Après avoir capturé un groupe de soldats lors de la même bataille, Bayard les traita avec une grande générosité, les libérant avec leurs armes. Cet acte reflète son engagement envers l’honneur, traitant les ennemis avec respect malgré les coutumes de l’époque qui auraient permis moins de clémence. De même, il a souvent impressionné ceux qui le capturaient au point qu’ils le laissaient repartir sans rançon. Ainsi, l’exemple de Bayard nous encourage à poser des actes toujours droits, même quand la facilité ou le profit pourraient dicter une autre conduite moins vertueuse.

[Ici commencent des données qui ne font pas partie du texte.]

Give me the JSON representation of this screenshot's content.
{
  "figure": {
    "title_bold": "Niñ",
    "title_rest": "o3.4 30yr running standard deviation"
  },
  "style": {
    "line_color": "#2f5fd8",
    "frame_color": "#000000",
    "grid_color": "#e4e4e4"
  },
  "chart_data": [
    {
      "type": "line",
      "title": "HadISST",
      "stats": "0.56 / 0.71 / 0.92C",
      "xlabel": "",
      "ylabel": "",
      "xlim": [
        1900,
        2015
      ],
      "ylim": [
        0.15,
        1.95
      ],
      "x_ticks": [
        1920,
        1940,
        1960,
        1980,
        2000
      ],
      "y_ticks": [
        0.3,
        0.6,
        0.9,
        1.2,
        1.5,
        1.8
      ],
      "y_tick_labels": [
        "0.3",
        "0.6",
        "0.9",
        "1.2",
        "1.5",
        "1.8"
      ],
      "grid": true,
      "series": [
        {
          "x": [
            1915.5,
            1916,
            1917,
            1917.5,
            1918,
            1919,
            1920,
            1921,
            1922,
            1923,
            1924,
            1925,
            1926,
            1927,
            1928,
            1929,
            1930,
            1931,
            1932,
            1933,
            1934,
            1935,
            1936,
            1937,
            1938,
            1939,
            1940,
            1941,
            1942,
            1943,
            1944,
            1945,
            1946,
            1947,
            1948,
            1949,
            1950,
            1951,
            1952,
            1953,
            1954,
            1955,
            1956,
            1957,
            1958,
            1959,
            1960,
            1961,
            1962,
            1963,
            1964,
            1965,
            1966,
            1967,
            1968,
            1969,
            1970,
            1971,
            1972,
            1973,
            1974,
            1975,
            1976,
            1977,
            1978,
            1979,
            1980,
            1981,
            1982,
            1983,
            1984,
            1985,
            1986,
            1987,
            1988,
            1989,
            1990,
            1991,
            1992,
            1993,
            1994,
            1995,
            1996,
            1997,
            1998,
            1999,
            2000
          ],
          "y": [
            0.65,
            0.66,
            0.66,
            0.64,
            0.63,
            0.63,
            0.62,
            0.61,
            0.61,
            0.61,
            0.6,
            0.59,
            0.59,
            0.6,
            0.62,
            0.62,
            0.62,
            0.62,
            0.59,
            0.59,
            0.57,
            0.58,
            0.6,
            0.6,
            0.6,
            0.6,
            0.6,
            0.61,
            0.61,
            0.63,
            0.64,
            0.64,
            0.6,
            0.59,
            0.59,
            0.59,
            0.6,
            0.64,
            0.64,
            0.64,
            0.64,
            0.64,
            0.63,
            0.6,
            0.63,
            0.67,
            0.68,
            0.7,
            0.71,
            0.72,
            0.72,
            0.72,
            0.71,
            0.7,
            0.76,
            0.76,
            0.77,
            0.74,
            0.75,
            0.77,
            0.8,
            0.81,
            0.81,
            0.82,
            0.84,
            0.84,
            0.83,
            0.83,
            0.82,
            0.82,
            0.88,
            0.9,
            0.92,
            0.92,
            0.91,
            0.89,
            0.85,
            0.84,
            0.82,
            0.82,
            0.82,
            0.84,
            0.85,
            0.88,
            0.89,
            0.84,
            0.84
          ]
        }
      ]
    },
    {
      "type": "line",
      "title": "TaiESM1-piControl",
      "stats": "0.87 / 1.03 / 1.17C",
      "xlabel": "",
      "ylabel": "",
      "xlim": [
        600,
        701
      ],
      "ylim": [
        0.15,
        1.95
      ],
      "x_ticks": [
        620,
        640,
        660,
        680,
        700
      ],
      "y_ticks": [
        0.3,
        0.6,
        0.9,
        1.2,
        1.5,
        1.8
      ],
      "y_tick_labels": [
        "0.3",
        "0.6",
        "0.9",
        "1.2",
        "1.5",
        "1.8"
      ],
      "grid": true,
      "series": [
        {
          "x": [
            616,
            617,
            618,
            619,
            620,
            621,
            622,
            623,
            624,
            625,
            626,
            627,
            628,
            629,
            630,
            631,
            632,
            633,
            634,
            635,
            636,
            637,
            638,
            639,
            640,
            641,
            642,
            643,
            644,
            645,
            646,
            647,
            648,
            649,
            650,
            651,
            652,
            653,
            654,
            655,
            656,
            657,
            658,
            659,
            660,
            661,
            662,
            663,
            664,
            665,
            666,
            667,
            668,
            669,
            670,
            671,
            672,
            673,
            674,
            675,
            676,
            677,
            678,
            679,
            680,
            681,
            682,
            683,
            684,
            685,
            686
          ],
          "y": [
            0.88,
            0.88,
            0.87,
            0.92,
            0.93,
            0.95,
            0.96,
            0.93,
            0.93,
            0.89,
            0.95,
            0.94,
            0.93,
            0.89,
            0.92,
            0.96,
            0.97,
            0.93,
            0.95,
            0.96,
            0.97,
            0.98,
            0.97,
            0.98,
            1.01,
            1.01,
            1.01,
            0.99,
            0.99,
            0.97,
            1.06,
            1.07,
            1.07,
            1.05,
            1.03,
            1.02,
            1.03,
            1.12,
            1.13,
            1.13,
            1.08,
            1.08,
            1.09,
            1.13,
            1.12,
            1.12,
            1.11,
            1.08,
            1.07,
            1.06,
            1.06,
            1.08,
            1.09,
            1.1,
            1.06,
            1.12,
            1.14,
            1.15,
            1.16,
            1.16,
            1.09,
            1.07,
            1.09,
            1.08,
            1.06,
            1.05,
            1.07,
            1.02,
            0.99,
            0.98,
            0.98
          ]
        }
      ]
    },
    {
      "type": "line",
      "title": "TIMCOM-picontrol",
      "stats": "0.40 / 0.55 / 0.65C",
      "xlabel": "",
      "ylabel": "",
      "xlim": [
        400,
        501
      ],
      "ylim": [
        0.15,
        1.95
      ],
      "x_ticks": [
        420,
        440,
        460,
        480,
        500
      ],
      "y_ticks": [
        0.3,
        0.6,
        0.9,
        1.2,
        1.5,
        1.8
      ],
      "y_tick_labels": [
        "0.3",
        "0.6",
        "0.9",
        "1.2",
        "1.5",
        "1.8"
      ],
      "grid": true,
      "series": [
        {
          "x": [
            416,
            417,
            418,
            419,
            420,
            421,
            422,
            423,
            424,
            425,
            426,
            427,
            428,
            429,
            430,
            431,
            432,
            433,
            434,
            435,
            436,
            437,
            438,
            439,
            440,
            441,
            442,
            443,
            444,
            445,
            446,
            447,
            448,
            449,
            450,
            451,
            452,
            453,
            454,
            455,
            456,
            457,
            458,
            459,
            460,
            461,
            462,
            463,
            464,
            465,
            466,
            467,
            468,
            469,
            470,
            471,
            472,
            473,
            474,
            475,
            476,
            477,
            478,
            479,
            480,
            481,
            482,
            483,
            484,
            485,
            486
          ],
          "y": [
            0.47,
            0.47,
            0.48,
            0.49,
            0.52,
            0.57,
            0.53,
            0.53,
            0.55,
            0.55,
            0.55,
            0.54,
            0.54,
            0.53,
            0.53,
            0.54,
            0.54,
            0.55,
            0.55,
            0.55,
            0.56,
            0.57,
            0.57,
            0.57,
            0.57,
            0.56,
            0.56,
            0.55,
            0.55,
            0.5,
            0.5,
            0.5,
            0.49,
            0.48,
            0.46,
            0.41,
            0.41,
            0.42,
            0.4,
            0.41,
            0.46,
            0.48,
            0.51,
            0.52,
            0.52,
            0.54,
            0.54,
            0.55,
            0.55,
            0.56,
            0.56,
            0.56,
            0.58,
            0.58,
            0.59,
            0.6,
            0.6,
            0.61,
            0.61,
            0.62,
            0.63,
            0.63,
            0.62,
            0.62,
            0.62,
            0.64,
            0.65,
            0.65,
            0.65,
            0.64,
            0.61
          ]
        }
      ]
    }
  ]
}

Le chevalier était aussi connu pour sa justice et sa générosité, non seulement envers ses ennemis mais aussi envers les populations locales lors de ses campagnes. Il payait souvent de sa propre poche pour les dommages causés par ses troupes. Ces traits rappellent l’importance de la responsabilité sociale et du leadership éthique. La générosité et la justice devraient être des piliers de toute entreprise ou institution, favorisant une société fonctionnant sur des cercles vertueux.
On ne peut enfin évoquer Pierre Terrail, seigneur de Bayard, sans parler de son attitude dans la difficulté. Lorsqu’il est mortellement blessé en 1524 par un violent coup qui lui brise la colonne vertébrale, il parle en ces termes à ceux qui le poussaient à fuir : « Je n’ai jamais tourné le dos devant l’ennemi, je ne veux pas commencer à la fin de ma vie ». C’est souvent dans l’adversité que les hommes se révèlent et qu’ils trahissent leurs principes. Ou, au contraire, qu’ils montrent qu’ils y sont vraiment fidèles. La confiance accordée à ceux qui restent droits quand le vent souffle en est alors renforcée.
Le chevalier Bayard fut pleuré et enterré dignement, bien que plus tard, à la Révolution, sa dépouille fut profanée. Martyr jusqu’au-delà de sa mort, sa leçon de postérité est aussi honorable que sa vie : ne pourrait-il pas inspirer chaque homme à tendre vers l’idéal chevaleresque dans son travail, son foyer et son pays ?
Christophe de Guibert
Pour aller plus loin :
Histoire de France (J. BAINVILLE, éditions Phoenix, 1924)
Les plus belles légendes de L’Histoire du Dauphiné (E. TASSET, éditions de Belledonne, 2000)
Bayard, le « bon chevalier » (T. LASSABATERE, éditions Perrin, 2024)
Un grand merci pour ce remarquable article nous présentant un Bayard méconnu, quand bien même il a encore une petite place dans les manuels scolaires ( à vérifier ). C’est en tout cas – pour moi – un modèle à présenter aux jeunes générations en quête d’Espérance spirituelle et de rigueur intellectuelle.